Compared with the CT for diagnosis, the CBCT bulb tube has relatively smaller current and exposure time, the detector has fewer sampling times when the machine frame rotates for one circle, and the CBCT detector is more influenced by scattering and has lower sensitivity compared with the CT detector. Therefore, the CBCT image is more noisy and has lower contrast than the CT image, which affects the positioning accuracy of the doctor.
In the prior art, the CBCT image is usually enhanced by the following method:
1. performing image noise reduction and edge enhancement by using various convolution operators in an image space domain, such as a Gaussian operator, a canny operator, a Laplacian operator and the like;
2. carrying out high-pass filtering in a frequency domain to remove low-frequency information in the image and reduce the noise of the image;
3. and processing the gray level histogram of the image to increase the contrast of the image.
However, the prior art has low robustness, effects of different images cannot be completely consistent, partial image information is inevitably lost in the process of removing noise, the image edge is blurred, and the image CT value may be changed after the image contrast is enhanced.
Disclosure of Invention
In order to solve the technical problems, the invention discloses a CBCT image enhancement method, a device and a storage medium based on artificial intelligence, the CBCT image enhanced by the method has the advantages of smaller noise, high contrast and more accurate CT value, the positioning precision and the positioning speed of a clinician can be effectively improved, the CBCT image is limited by the poorer accuracy of the CT value, the self-adaptive plan cannot be smoothly implemented, the CBCT image processed by the method is more beneficial to the manufacture of the self-adaptive plan, and the radiotherapy effect is further improved.
Specifically, the invention provides a CBCT image enhancement method based on artificial intelligence, which comprises the following steps: s1: preparing paired CBCT and CT training image data; s2: training a learning network by using the prepared pair of CBCT and CT training image data to obtain a network model for converting the CBCT image into the CT image; s3: and inputting the CBCT image into the network model to obtain an enhanced CBCT image.
In a further aspect, step S1 includes: s11: registering the CBCT image and the CT image by using a registration frame; s12: and carrying out pixel normalization and gray value normalization processing on the matched CBCT image and CT image.
In a further aspect, step S11 includes: s111: carrying out rigid registration on the CBCT image and the CT image so as to correct the global large-scale offset; s112: after rigid registration, elastic registration is further performed on the CBCT image and the CT image so as to ensure that the tissues in the body in the two groups of images correspond one to one.
In a further technical solution, in step S2, the depth learning is performed based on a pix2pix-gans model, where the pix2pix-gans model includes a generator and a discriminator, the generator generates a pseudo CT image based on an input CBCT image, and the discriminator is used for distinguishing the CBCT image from the pseudo CT image.

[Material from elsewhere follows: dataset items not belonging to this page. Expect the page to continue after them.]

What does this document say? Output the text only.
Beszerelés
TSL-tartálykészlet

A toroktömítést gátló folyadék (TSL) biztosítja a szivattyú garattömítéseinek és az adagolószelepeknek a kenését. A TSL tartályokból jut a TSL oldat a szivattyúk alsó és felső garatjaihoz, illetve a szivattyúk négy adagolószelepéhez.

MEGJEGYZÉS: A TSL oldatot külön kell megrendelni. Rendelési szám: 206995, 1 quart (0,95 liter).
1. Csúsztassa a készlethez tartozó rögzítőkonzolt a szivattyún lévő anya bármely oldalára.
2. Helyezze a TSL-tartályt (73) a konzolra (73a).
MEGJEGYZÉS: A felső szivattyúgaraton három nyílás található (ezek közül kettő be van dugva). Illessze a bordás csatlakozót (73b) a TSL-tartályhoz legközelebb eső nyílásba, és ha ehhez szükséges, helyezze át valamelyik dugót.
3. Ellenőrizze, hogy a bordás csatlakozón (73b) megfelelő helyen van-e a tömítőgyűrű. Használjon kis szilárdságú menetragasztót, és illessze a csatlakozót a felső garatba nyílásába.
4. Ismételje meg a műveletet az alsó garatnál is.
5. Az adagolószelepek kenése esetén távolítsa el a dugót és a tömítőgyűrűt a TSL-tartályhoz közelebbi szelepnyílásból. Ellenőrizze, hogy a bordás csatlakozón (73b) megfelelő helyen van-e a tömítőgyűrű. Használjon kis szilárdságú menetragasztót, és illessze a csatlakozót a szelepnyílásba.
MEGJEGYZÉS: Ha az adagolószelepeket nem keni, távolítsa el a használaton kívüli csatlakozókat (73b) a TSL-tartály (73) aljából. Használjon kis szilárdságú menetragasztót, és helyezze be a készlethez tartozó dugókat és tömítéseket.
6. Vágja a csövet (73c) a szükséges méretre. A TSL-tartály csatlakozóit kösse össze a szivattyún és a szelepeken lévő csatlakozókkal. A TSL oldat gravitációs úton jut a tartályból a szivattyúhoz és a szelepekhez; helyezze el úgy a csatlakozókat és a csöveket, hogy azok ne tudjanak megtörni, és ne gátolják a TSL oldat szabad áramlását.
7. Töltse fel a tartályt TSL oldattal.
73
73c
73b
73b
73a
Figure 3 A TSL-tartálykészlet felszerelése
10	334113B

In a further technical scheme, the generator adopts a U-Net structure, and the arbiter adopts a PatchGAN structure.
In a further technical scheme, the U-Net structure adopts a structure that an input image is firstly down-sampled to a low dimension and then up-sampled to an original resolution, a skip-connection is added, and corresponding feature maps and feature maps with the same size after decode are spliced together according to a channel and used for reserving detail information of pixel levels under different resolutions.

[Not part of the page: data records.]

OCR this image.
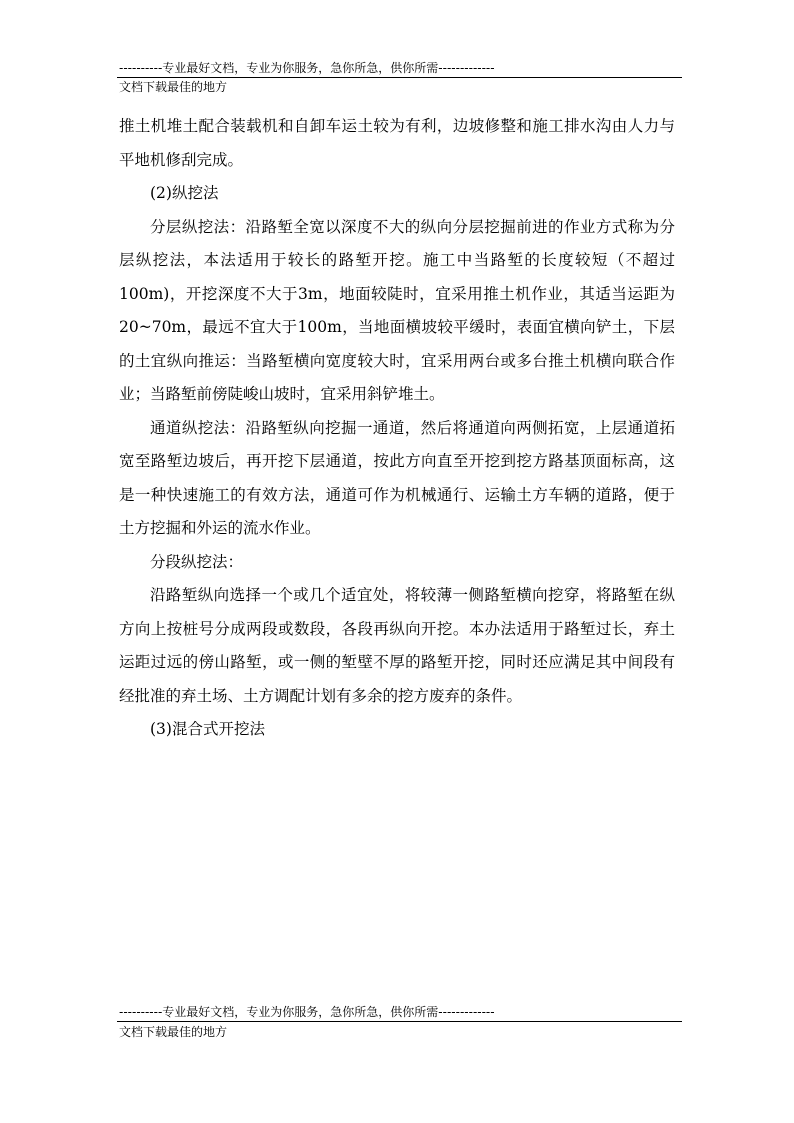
----------专业最好文档，专业为你服务，急你所急，供你所需-------------
文档下载最佳的地方

推土机堆土配合装载机和自卸车运土较为有利，边坡修整和施工排水沟由人力与平地机修刮完成。

(2)纵挖法

分层纵挖法：沿路堑全宽以深度不大的纵向分层挖掘前进的作业方式称为分层纵挖法，本法适用于较长的路堑开挖。施工中当路堑的长度较短（不超过100m)，开挖深度不大于3m，地面较陡时，宜采用推土机作业，其适当运距为20~70m，最远不宜大于100m，当地面横坡较平缓时，表面宜横向铲土，下层的土宜纵向推运：当路堑横向宽度较大时，宜采用两台或多台推土机横向联合作业；当路堑前傍陡峻山坡时，宜采用斜铲堆土。

通道纵挖法：沿路堑纵向挖掘一通道，然后将通道向两侧拓宽，上层通道拓宽至路堑边坡后，再开挖下层通道，按此方向直至开挖到挖方路基顶面标高，这是一种快速施工的有效方法，通道可作为机械通行、运输土方车辆的道路，便于土方挖掘和外运的流水作业。

分段纵挖法：

沿路堑纵向选择一个或几个适宜处，将较薄一侧路堑横向挖穿，将路堑在纵方向上按桩号分成两段或数段，各段再纵向开挖。本办法适用于路堑过长，弃土运距过远的傍山路堑，或一侧的堑壁不厚的路堑开挖，同时还应满足其中间段有经批准的弃土场、土方调配计划有多余的挖方废弃的条件。

(3)混合式开挖法

----------专业最好文档，专业为你服务，急你所急，供你所需-------------
文档下载最佳的地方
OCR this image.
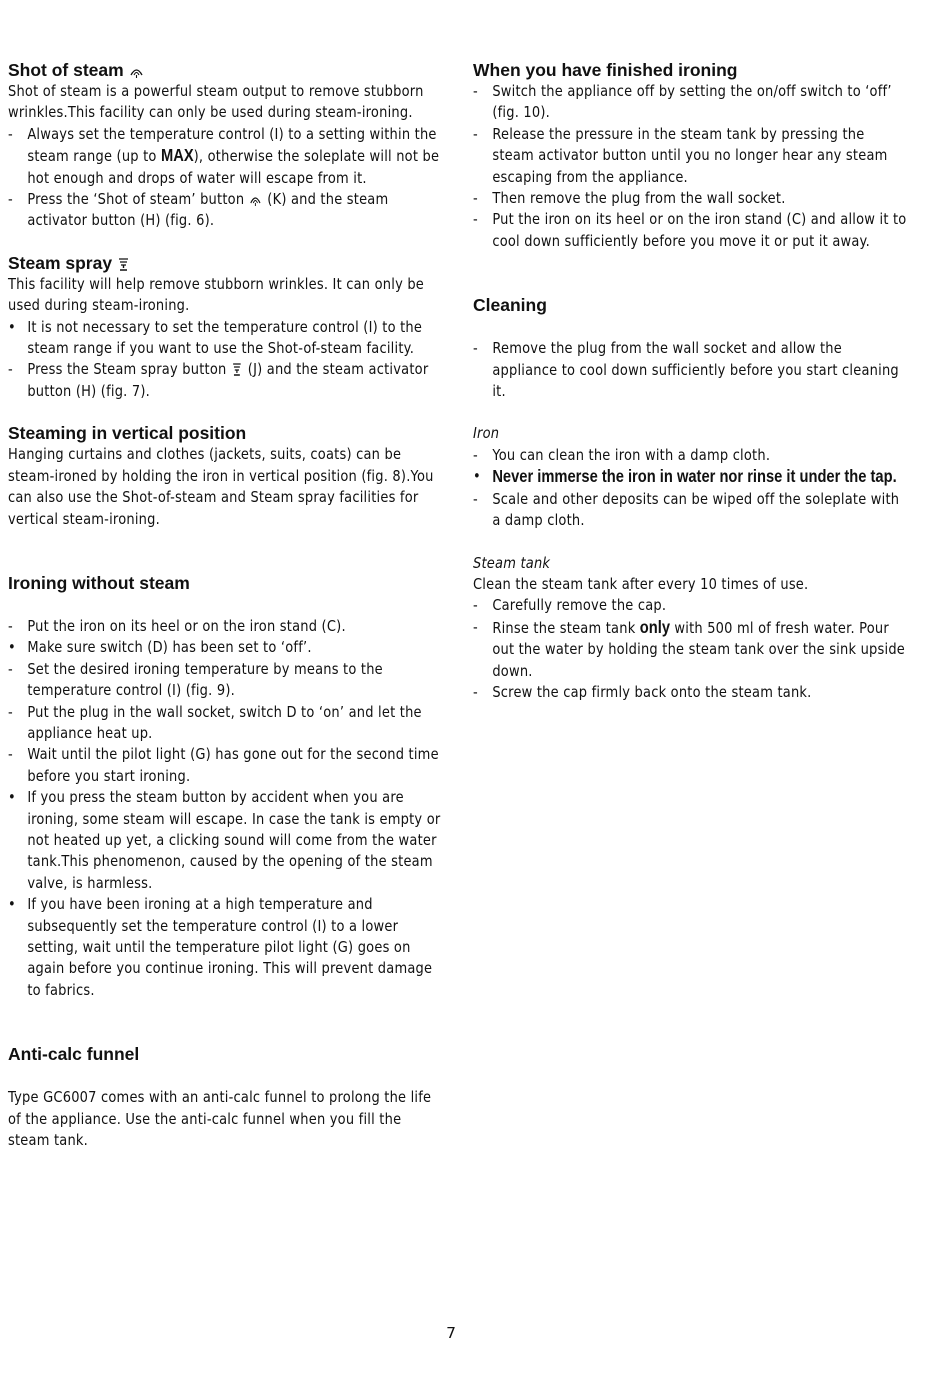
Shot of steam

Shot of steam is a powerful steam output to remove stubborn wrinkles.This facility can only be used during steam-ironing.

- Always set the temperature control (I) to a setting within the steam range (up to MAX), otherwise the soleplate will not be hot enough and drops of water will escape from it.
- Press the ‘Shot of steam’ button (K) and the steam activator button (H) (fig. 6).
Steam spray

This facility will help remove stubborn wrinkles. It can only be used during steam-ironing.

• It is not necessary to set the temperature control (I) to the steam range if you want to use the Shot-of-steam facility.
- Press the Steam spray button (J) and the steam activator button (H) (fig. 7).
Steaming in vertical position

Hanging curtains and clothes (jackets, suits, coats) can be steam-ironed by holding the iron in vertical position (fig. 8).You can also use the Shot-of-steam and Steam spray facilities for vertical steam-ironing.

Ironing without steam
- Put the iron on its heel or on the iron stand (C).
• Make sure switch (D) has been set to ‘off’.
- Set the desired ironing temperature by means to the temperature control (I) (fig. 9).
- Put the plug in the wall socket, switch D to ‘on’ and let the appliance heat up.
- Wait until the pilot light (G) has gone out for the second time before you start ironing.
• If you press the steam button by accident when you are ironing, some steam will escape. In case the tank is empty or not heated up yet, a clicking sound will come from the water tank.This phenomenon, caused by the opening of the steam valve, is harmless.
• If you have been ironing at a high temperature and subsequently set the temperature control (I) to a lower setting, wait until the temperature pilot light (G) goes on again before you continue ironing. This will prevent damage to fabrics.
Anti-calc funnel

Type GC6007 comes with an anti-calc funnel to prolong the life of the appliance. Use the anti-calc funnel when you fill the steam tank.

When you have finished ironing
- Switch the appliance off by setting the on/off switch to ‘off’ (fig. 10).
- Release the pressure in the steam tank by pressing the steam activator button until you no longer hear any steam escaping from the appliance.
- Then remove the plug from the wall socket.
- Put the iron on its heel or on the iron stand (C) and allow it to cool down sufficiently before you move it or put it away.
Cleaning
- Remove the plug from the wall socket and allow the appliance to cool down sufficiently before you start cleaning it.

Iron

- You can clean the iron with a damp cloth.
• Never immerse the iron in water nor rinse it under the tap.
- Scale and other deposits can be wiped off the soleplate with a damp cloth.

Steam tank

Clean the steam tank after every 10 times of use.

- Carefully remove the cap.
- Rinse the steam tank only with 500 ml of fresh water. Pour out the water by holding the steam tank over the sink upside down.
- Screw the cap firmly back onto the steam tank.
7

In a further technical scheme, the PatchGAN structure uses GAN to construct high-frequency information, and performs true and false judgment on each patch with the size of N x N of an image, and averages the results of all the patches of one image to output as a final discriminator.

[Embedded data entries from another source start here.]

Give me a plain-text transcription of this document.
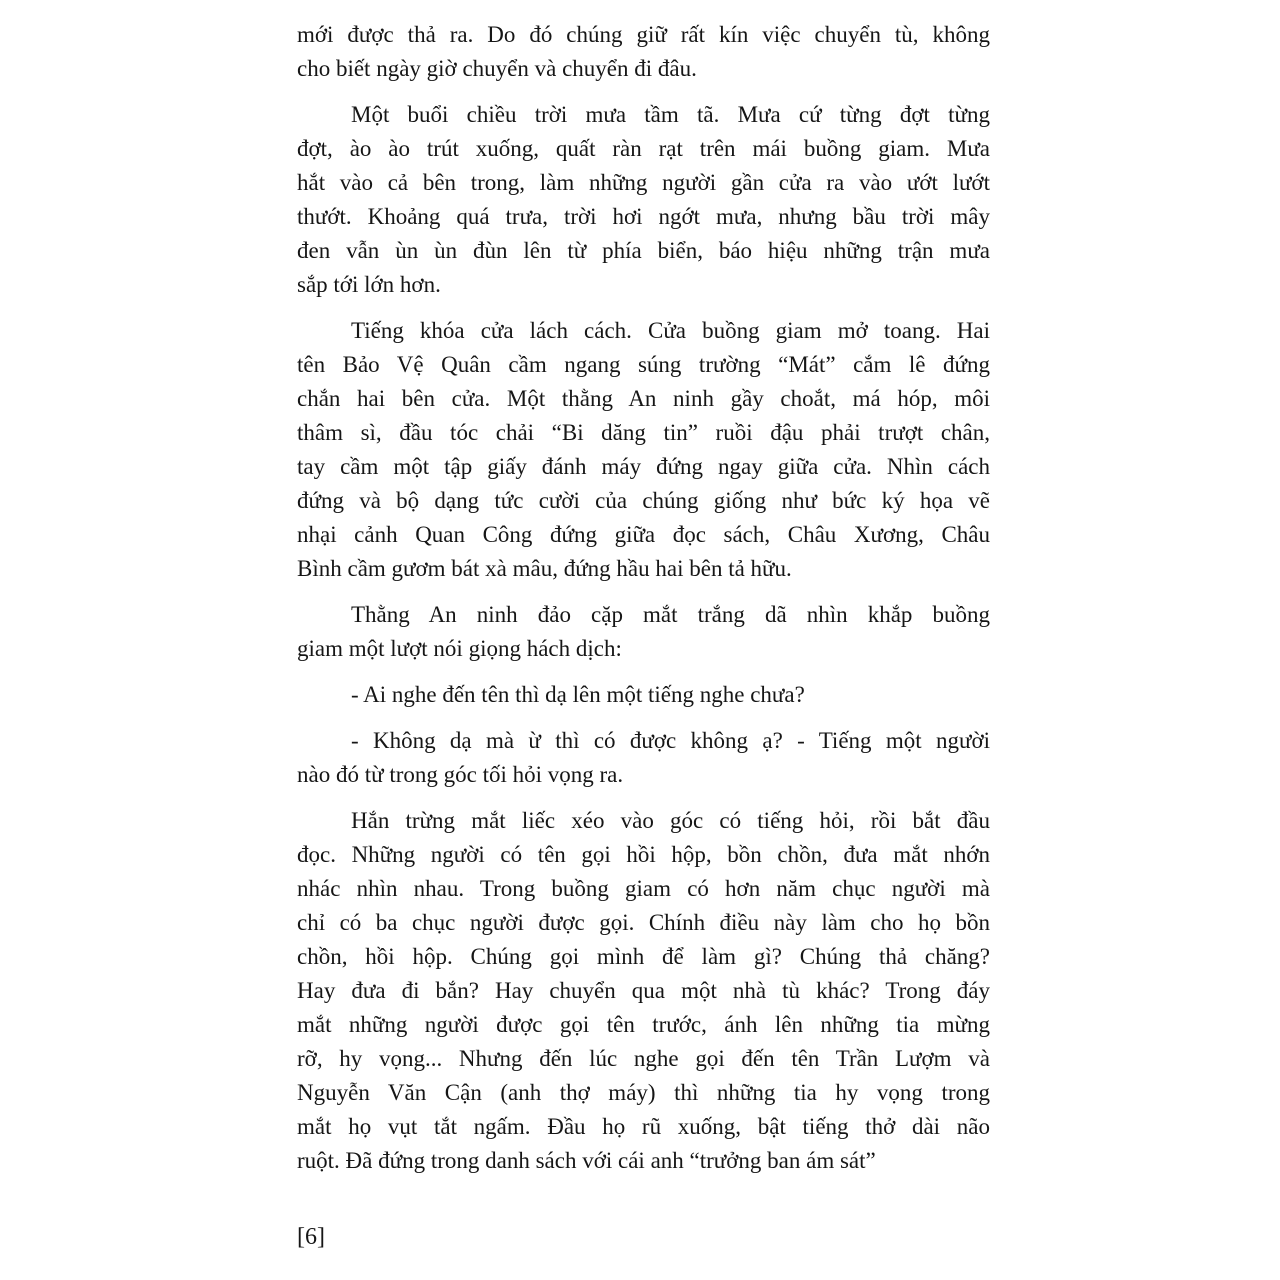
mới được thả ra. Do đó chúng giữ rất kín việc chuyển tù, không
cho biết ngày giờ chuyển và chuyển đi đâu.
Một buổi chiều trời mưa tầm tã. Mưa cứ từng đợt từng
đợt, ào ào trút xuống, quất ràn rạt trên mái buồng giam. Mưa
hắt vào cả bên trong, làm những người gần cửa ra vào ướt lướt
thướt. Khoảng quá trưa, trời hơi ngớt mưa, nhưng bầu trời mây
đen vẫn ùn ùn đùn lên từ phía biển, báo hiệu những trận mưa
sắp tới lớn hơn.
Tiếng khóa cửa lách cách. Cửa buồng giam mở toang. Hai
tên Bảo Vệ Quân cầm ngang súng trường “Mát” cắm lê đứng
chắn hai bên cửa. Một thằng An ninh gầy choắt, má hóp, môi
thâm sì, đầu tóc chải “Bi dăng tin” ruồi đậu phải trượt chân,
tay cầm một tập giấy đánh máy đứng ngay giữa cửa. Nhìn cách
đứng và bộ dạng tức cười của chúng giống như bức ký họa vẽ
nhại cảnh Quan Công đứng giữa đọc sách, Châu Xương, Châu
Bình cầm gươm bát xà mâu, đứng hầu hai bên tả hữu.
Thằng An ninh đảo cặp mắt trắng dã nhìn khắp buồng
giam một lượt nói giọng hách dịch:
- Ai nghe đến tên thì dạ lên một tiếng nghe chưa?
- Không dạ mà ừ thì có được không ạ? - Tiếng một người
nào đó từ trong góc tối hỏi vọng ra.
Hắn trừng mắt liếc xéo vào góc có tiếng hỏi, rồi bắt đầu
đọc. Những người có tên gọi hồi hộp, bồn chồn, đưa mắt nhớn
nhác nhìn nhau. Trong buồng giam có hơn năm chục người mà
chỉ có ba chục người được gọi. Chính điều này làm cho họ bồn
chồn, hồi hộp. Chúng gọi mình để làm gì? Chúng thả chăng?
Hay đưa đi bắn? Hay chuyển qua một nhà tù khác? Trong đáy
mắt những người được gọi tên trước, ánh lên những tia mừng
rỡ, hy vọng... Nhưng đến lúc nghe gọi đến tên Trần Lượm và
Nguyễn Văn Cận (anh thợ máy) thì những tia hy vọng trong
mắt họ vụt tắt ngấm. Đầu họ rũ xuống, bật tiếng thở dài não
ruột. Đã đứng trong danh sách với cái anh “trưởng ban ám sát”
[6]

In a further technical solution, in step S12, the pixel size is unified to 1mm, the gray scale value is limited to (-1024,2048), if the pixel gray scale value is less than-1024, it is set to-1024, if the pixel gray scale value is greater than 2048, it is set to 2048, and then the gray scale value is normalized to (-1, 1).
The invention also provides a CBCT image enhancement device based on artificial intelligence, which comprises: the CBCT and CT training image data preparation module is used for preparing paired CBCT and CT training image data; the network model training module is used for training a learning network by using prepared paired CBCT and CT training image data to obtain a network model for converting the CBCT image into a CT image; and the enhanced CBCT image output module is used for inputting the CBCT image into the network model so as to obtain an enhanced CBCT image.
The invention additionally provides a computer storage medium storing a computer program which, when executed, performs the method as described above.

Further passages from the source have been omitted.